Kravitz R L, Callahan E J
Center for Health Services Research in Primary Care, University of California, Davis School of Medicine, Sacramento 95817, USA.
J Gen Intern Med. 2000 Jan;15(1):38-45. doi: 10.1046/j.1525-1497.2000.12058.x.
To understand the nature of patients' expectations for parts of the physical examination and for diagnostic testing and the meaning patients ascribe to their desires.
Qualitative inquiry based on patient interviews and focused on perceived diagnostic omissions as "critical incidents."
Three general internal medicine practices (21 practitioners) in one mid-sized northern California city.
Of 687 patients visiting these practice sites and completing a detailed questionnaire, 125 reported one or more omissions of care and 90 completed an in-depth telephone interview. This study focuses on the 56 patients interviewed who did not receive desired components of the physical examination or diagnostic tests.
Qualitative analysis of key themes underlying patients' unmet expectations for examinations and tests, as derived from verbatim transcripts of the 56 interviews.

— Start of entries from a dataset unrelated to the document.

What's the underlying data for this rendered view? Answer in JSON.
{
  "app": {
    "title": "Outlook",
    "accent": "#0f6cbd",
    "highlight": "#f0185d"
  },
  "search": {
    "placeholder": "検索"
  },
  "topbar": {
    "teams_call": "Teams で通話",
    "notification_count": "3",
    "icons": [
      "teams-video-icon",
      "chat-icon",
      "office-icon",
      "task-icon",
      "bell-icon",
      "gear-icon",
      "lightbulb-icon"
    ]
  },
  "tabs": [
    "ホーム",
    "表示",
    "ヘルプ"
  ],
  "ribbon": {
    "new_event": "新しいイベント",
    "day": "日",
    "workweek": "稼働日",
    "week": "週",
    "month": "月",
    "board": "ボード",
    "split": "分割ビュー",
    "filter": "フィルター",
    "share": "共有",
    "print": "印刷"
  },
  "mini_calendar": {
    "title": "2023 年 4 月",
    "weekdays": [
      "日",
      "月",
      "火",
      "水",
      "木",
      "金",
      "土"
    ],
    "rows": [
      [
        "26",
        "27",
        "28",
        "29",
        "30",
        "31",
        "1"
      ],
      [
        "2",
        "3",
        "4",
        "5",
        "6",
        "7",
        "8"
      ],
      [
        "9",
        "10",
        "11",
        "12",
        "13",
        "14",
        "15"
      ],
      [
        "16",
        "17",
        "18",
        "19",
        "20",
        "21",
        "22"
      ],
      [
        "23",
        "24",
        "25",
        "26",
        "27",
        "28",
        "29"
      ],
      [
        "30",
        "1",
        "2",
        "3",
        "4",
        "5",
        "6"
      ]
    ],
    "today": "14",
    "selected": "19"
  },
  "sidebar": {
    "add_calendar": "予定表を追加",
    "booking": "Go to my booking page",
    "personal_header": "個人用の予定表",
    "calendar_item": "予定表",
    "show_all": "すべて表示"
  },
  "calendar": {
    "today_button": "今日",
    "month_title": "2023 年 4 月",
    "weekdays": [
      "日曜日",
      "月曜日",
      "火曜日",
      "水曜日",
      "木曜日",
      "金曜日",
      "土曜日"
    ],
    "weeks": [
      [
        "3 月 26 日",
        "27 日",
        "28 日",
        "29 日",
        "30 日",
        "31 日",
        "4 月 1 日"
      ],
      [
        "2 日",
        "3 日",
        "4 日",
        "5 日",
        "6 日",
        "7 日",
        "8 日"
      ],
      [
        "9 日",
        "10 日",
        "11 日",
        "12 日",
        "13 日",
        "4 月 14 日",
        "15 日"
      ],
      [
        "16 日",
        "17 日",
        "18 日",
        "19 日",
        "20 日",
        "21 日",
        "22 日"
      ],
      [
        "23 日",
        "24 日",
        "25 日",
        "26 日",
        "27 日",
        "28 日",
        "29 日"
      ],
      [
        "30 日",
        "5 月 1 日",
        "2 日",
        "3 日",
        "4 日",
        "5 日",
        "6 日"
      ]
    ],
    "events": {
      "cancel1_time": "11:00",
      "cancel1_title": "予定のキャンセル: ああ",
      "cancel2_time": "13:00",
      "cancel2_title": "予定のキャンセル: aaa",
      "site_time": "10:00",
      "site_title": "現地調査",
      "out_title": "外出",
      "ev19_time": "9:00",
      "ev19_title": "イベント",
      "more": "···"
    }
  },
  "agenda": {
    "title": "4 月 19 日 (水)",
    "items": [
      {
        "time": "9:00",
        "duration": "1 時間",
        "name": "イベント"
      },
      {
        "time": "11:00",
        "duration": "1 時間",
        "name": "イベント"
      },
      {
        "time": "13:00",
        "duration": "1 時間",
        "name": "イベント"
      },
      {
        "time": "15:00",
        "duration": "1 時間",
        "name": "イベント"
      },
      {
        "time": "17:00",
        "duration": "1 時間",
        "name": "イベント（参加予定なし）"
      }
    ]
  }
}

The 56 patients perceived a total of 113 investigative omissions falling into four broad categories: physical examination (47 omissions), conventional tests (43), high-cost tests (10), and unspecified investigations (13). Patients considered omitted investigations to have value along both pragmatic and symbolic dimensions. Diagnostic maneuvers had pragmatic value when they were seen to advance the technical aims of diagnosis, prognosis, or therapy. They had symbolic value when their underlying purpose was to enrich the patient-physician relationship. Patients in this study were often uncomfortable with clinical uncertainty, distrusted empiric therapy, endorsed early detection, and frequently interpreted failure to examine or test as failure to care.
When patients express disappointment at failing to receive tests or examinations, they may actually be expressing concerns about the basis of their illness, the rationale for therapy, or the physician-patient relationship.
了解患者对体格检查及诊断性检查各部分的期望本质,以及患者赋予其期望的意义。
基于患者访谈的定性研究,聚焦于将感知到的诊断遗漏视为“关键事件”。
加利福尼亚州北部一个中等规模城市的三家普通内科诊所(21名从业者)。
在687名到这些诊所就诊并完成详细问卷的患者中,125名报告了一项或多项护理遗漏,90名完成了深入电话访谈。本研究聚焦于接受访谈的56名未接受期望的体格检查或诊断性检查项目的患者。
对56次访谈逐字记录稿进行定性分析,以确定患者对检查和测试未满足期望背后的关键主题。
56名患者共察觉到113项检查遗漏,分为四大类:体格检查(47项遗漏)、常规检查(43项)、高成本检查(10项)和未明确的检查(13项)。患者认为遗漏的检查在实用和象征层面均有价值。当诊断操作被视为有助于推进诊断、预后或治疗的技术目标时,具有实用价值。当其实质目的是丰富医患关系时,具有象征价值。本研究中的患者通常对临床不确定性感到不安,不信任经验性治疗,认可早期检测,并经常将未进行检查或测试解读为不关心。
当患者因未接受检查或测试而表示失望时,他们实际上可能是在表达对其疾病根源、治疗原理或医患关系的担忧。